Cronache 24 - Notizie Terni
Notizie Terni
Martedì, 07 Novembre 2017 09:04

TERNI / INCONTRO IN PROVINCIA ITALIA-FRANCIA

TERNI – “Italia e Francia hanno da sempre tanti punti in Comune, tra questi quello di aver contribuito in maniera determinante alla fondazione dell’Unione europea”. Lo ha detto il presidente della Provincia di Terni, Giampiero Lattanzi, ricevendo stamattina, in sala del Consiglio provinciale, una folta rappresentanza del Dipartimento francese dell’Yonne in visita in Italia fino a mercoledì per conoscere il funzionamento delle Province italiane e della pubblica amministrazione.

“Le Province – ha dichiarato il presidente Lattanzi - vivono oggi un periodo di difficoltà per i problemi finanziari dovuti ai tagli e per la situazione di confusione dopo l’esito del referendum costituzionale del dicembre scorso.
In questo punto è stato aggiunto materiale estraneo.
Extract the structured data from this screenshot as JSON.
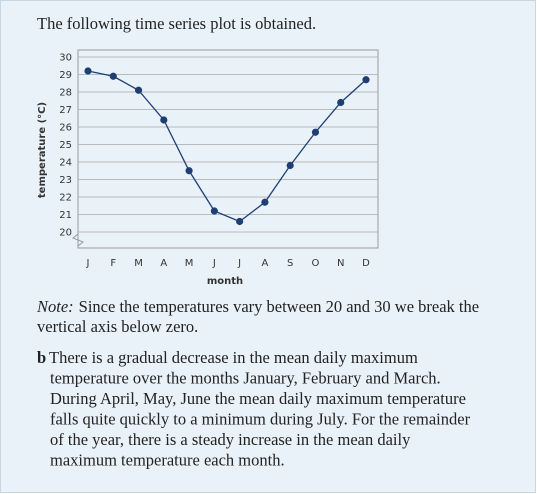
{
  "intro": "The following time series plot is obtained.",
  "chart_data": {
    "type": "line",
    "xlabel": "month",
    "ylabel": "temperature (°C)",
    "categories": [
      "J",
      "F",
      "M",
      "A",
      "M",
      "J",
      "J",
      "A",
      "S",
      "O",
      "N",
      "D"
    ],
    "series": [
      {
        "color": "#1f3f73",
        "values": [
          29.2,
          28.9,
          28.1,
          26.4,
          23.5,
          21.2,
          20.6,
          21.7,
          23.8,
          25.7,
          27.4,
          28.7
        ]
      }
    ],
    "ylim": [
      20,
      30
    ],
    "yticks": [
      20,
      21,
      22,
      23,
      24,
      25,
      26,
      27,
      28,
      29,
      30
    ],
    "grid": true
  },
  "note": {
    "label": "Note:",
    "lines": [
      "Since the temperatures vary between 20 and 30 we break the",
      "vertical axis below zero."
    ]
  },
  "answer": {
    "label": "b",
    "lines": [
      "There is a gradual decrease in the mean daily maximum",
      "temperature over the months January, February and March.",
      "During April, May, June the mean daily maximum temperature",
      "falls quite quickly to a minimum during July. For the remainder",
      "of the year, there is a steady increase in the mean daily",
      "maximum temperature each month."
    ]
  }
}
Qualche spiraglio – ha proseguito il presidente – si comincia ad intravedere per cercare di sanare una situazione che vede le Province ancora soggetti costituzionali ma regolati da leggi che avrebbero dovuto traghettare la loro trasformazione in enti di area vasta di secondo livello, cosa che non è mai avvenuta. In queste condizioni i nostri enti devono continuare a gestire settori fondamentali come strade, scuole, attività venatoria, ambiente, trasporti e vigilanza costruzioni senza le necessarie risorse e con scarso personale”.
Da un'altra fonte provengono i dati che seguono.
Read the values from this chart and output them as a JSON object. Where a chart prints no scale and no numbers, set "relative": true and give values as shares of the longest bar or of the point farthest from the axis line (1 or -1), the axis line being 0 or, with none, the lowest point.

Oltre al presidente Lattanzi a ricevere gli ospiti francesi c’erano il prefetto di Terni, Paolo de Biagi, e il sindaco di Terni, Leopoldo di Girolamo. “E’ con grande piacere che ospitiamo i nostri colleghi francesi – ha detto il prefetto – per una visita che rappresenta molto per il territorio e per il paese – ha affermato il prefetto - le prefetture sia in Italia che in Francia continuano a rivestire un ruolo importante negli assetti istituzionali e nel raccordo sia con la comunità locale che con i centri governativi e amministrativi nazionali”.
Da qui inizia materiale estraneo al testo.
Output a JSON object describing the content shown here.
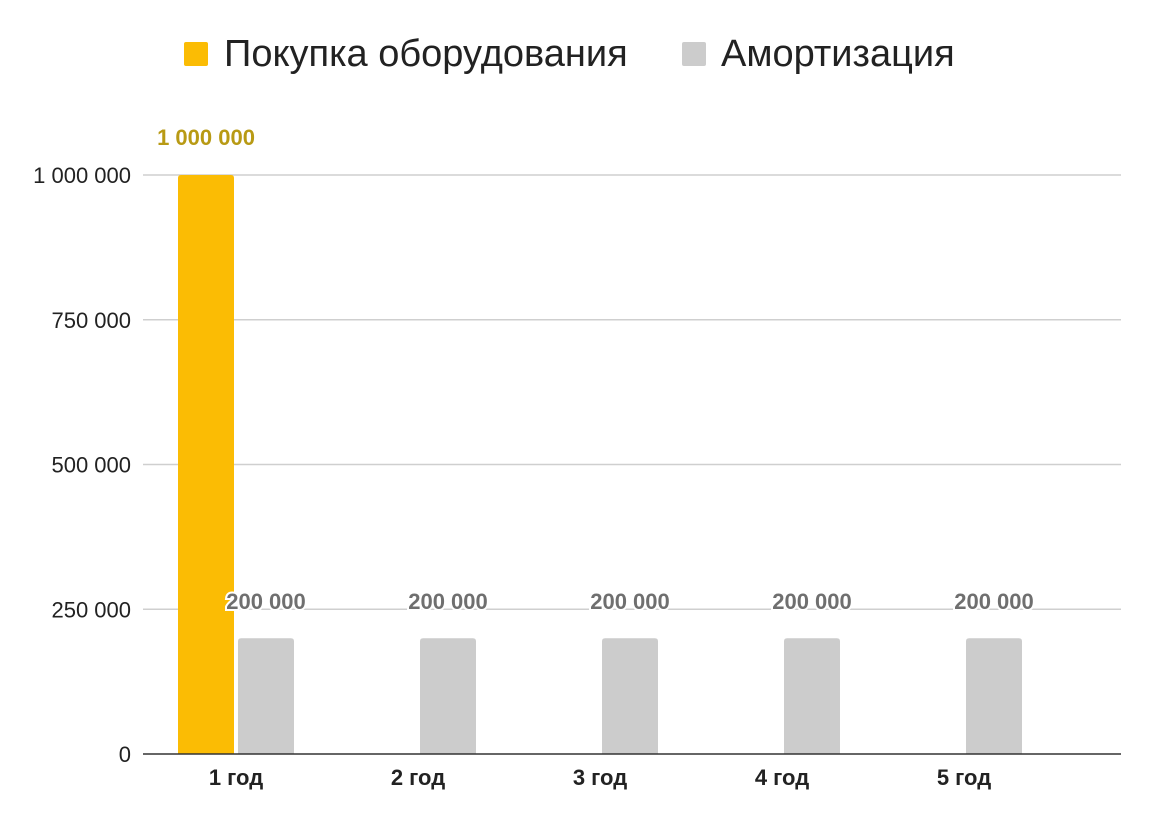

“Italia e Francia rappresentano un pilastro – ha detto invece il sindaco di Girolamo – per la crescita culturale e della democrazia in Europa. Il nostro territorio ben conosce le realtà del vostro paese, basti pensare che Terni è da molti anni gemellata con una città della cinta urbana parigina. Terni è oggi una città moderna e dalle grandi risorse idriche che hanno consentito la costruzione di importantissime centrali idroelettriche e favorito la nascita di settori industriali legati alla siderurgia, alla chimica e alla meccanica. Fu bombardata dagli alleati che per eliminare le produzioni belliche distrussero circa l’80 per cento della città. Anche per questo Terni e il suo territorio hanno una forte vocazione alla pace e alla solidarietà che cerchiamo di costruire insieme ad altre realtà del mondo”.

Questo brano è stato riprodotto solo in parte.